Here I will theoretically discuss various regularization techniques used in the learning process.

General Knowledge

Regularization techniques are used to reduce the overfitting in the learning process. Overfitting occurs when our model learns the input so much better that it could only further resolve the scenarios that seem similar to the input. It behaves very badly if something gets out of the scope of the input. Overfitting causes a lot of problems if we have our overfitted model in the production. Let’s learn the techniques.
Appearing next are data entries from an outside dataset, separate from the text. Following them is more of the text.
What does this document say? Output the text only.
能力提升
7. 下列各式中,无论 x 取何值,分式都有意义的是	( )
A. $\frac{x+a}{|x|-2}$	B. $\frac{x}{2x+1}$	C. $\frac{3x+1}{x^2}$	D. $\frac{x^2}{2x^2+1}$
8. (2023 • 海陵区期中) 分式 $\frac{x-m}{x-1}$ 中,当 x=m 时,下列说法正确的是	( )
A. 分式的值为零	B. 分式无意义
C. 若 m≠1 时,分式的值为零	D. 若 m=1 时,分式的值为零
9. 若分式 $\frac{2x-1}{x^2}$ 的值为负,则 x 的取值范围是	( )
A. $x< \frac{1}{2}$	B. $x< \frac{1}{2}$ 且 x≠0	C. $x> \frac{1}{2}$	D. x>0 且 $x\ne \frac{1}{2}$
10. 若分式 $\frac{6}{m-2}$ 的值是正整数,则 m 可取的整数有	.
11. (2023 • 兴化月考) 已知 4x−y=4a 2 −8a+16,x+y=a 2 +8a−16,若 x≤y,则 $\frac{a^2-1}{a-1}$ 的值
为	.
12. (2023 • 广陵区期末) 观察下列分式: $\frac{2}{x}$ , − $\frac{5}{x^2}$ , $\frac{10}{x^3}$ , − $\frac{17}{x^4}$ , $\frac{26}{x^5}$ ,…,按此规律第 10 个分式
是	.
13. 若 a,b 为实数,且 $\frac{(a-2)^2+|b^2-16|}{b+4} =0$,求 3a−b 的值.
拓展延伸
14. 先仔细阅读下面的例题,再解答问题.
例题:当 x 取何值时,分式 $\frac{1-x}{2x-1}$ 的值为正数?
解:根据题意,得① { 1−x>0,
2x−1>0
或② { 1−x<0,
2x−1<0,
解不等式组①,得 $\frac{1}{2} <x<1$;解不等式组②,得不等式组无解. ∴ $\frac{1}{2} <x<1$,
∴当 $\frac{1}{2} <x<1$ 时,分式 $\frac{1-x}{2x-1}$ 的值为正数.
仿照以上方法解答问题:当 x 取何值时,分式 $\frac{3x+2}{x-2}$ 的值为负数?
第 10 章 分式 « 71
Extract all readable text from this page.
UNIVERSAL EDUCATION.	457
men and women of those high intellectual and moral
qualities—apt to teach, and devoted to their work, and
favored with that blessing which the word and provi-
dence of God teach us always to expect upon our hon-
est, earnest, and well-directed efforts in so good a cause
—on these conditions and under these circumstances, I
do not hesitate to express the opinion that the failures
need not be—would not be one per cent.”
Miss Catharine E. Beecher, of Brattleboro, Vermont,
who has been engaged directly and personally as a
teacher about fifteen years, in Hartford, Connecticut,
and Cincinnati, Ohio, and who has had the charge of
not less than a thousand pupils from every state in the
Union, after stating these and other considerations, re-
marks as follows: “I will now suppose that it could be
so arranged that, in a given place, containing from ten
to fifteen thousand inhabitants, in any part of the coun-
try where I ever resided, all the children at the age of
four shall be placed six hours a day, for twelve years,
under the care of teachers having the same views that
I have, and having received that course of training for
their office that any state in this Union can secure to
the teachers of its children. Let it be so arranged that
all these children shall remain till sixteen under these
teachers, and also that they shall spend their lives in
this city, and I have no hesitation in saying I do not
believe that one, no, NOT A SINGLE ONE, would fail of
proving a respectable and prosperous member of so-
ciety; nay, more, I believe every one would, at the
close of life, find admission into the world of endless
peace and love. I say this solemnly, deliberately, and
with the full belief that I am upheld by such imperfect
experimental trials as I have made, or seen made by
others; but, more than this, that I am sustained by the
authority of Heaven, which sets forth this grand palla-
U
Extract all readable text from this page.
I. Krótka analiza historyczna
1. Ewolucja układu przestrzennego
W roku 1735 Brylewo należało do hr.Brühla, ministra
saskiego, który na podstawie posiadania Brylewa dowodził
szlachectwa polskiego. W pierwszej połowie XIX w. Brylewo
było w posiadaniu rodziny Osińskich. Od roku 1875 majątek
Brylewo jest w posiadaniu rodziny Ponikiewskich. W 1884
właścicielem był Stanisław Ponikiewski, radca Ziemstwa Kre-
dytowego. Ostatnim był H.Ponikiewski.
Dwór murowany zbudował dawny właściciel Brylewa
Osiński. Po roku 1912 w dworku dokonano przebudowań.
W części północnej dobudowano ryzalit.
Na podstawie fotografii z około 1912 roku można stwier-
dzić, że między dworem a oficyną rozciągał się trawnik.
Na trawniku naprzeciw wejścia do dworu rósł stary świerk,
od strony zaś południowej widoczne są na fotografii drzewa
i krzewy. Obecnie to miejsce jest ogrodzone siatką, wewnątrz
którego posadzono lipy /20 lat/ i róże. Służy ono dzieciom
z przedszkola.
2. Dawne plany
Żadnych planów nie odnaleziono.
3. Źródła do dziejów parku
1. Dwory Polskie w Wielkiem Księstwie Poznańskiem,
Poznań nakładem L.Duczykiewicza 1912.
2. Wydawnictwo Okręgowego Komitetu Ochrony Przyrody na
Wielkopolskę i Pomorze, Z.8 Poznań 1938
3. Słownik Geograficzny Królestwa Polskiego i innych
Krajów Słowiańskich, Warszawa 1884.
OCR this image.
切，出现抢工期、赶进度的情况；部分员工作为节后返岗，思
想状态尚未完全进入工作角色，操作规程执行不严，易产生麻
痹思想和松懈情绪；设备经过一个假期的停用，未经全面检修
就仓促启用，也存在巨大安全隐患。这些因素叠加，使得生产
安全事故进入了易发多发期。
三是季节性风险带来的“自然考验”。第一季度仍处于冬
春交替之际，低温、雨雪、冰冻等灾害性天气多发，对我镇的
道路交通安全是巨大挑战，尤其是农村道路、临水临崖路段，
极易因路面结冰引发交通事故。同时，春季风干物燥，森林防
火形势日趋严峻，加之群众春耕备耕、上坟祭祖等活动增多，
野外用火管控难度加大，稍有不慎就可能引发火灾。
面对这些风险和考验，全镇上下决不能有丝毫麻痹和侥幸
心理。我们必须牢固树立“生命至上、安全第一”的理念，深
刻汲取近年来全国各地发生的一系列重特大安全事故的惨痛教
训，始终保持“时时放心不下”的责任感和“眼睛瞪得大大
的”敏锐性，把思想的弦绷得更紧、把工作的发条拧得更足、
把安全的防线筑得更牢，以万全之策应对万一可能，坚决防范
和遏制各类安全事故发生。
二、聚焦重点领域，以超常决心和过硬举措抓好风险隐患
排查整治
One way to reduce overfitting is to reduce the number of parameters — that’s a conventional approach. Now, instead of reducing the number of parameters, we use the all the parameters, but we penalize the non-required, unimportant parameters which do not affect the output. We penalize those parameters for being non-zero, for their existence — that’s an unconventional approach.

L2 Regularization

L1 and L2 regularization are two different ways to represent the same thing.

As per the L2 regularization, the thing that matters is a loss, and if the loss in output will be more, we will backpropagate more to decrease the parameter, aka parameters to decrease the loss. In this procedure, weights which would non-zero or slightly near to zero would tend to become zero, thus, ineffective. This is how L2 regularization occurs.

Thus, we add the sum of the square of end weights multiplied with the number a to the the loss. This number is also known as weight decay.

L1 Regularization

L1 regularization is also known as weight decay. As per this regularization technique, instead of adding something to weights, we subtract directly from the gradients. Now, what is subtracted from the gradients is the loss derivative, as defined in the above image. So, we are doing the same thing, if the loss would be higher; still, backpropagation would occur, and our weights would be improved. And if we directly subtract from the gradients something, that would also enhance the weights.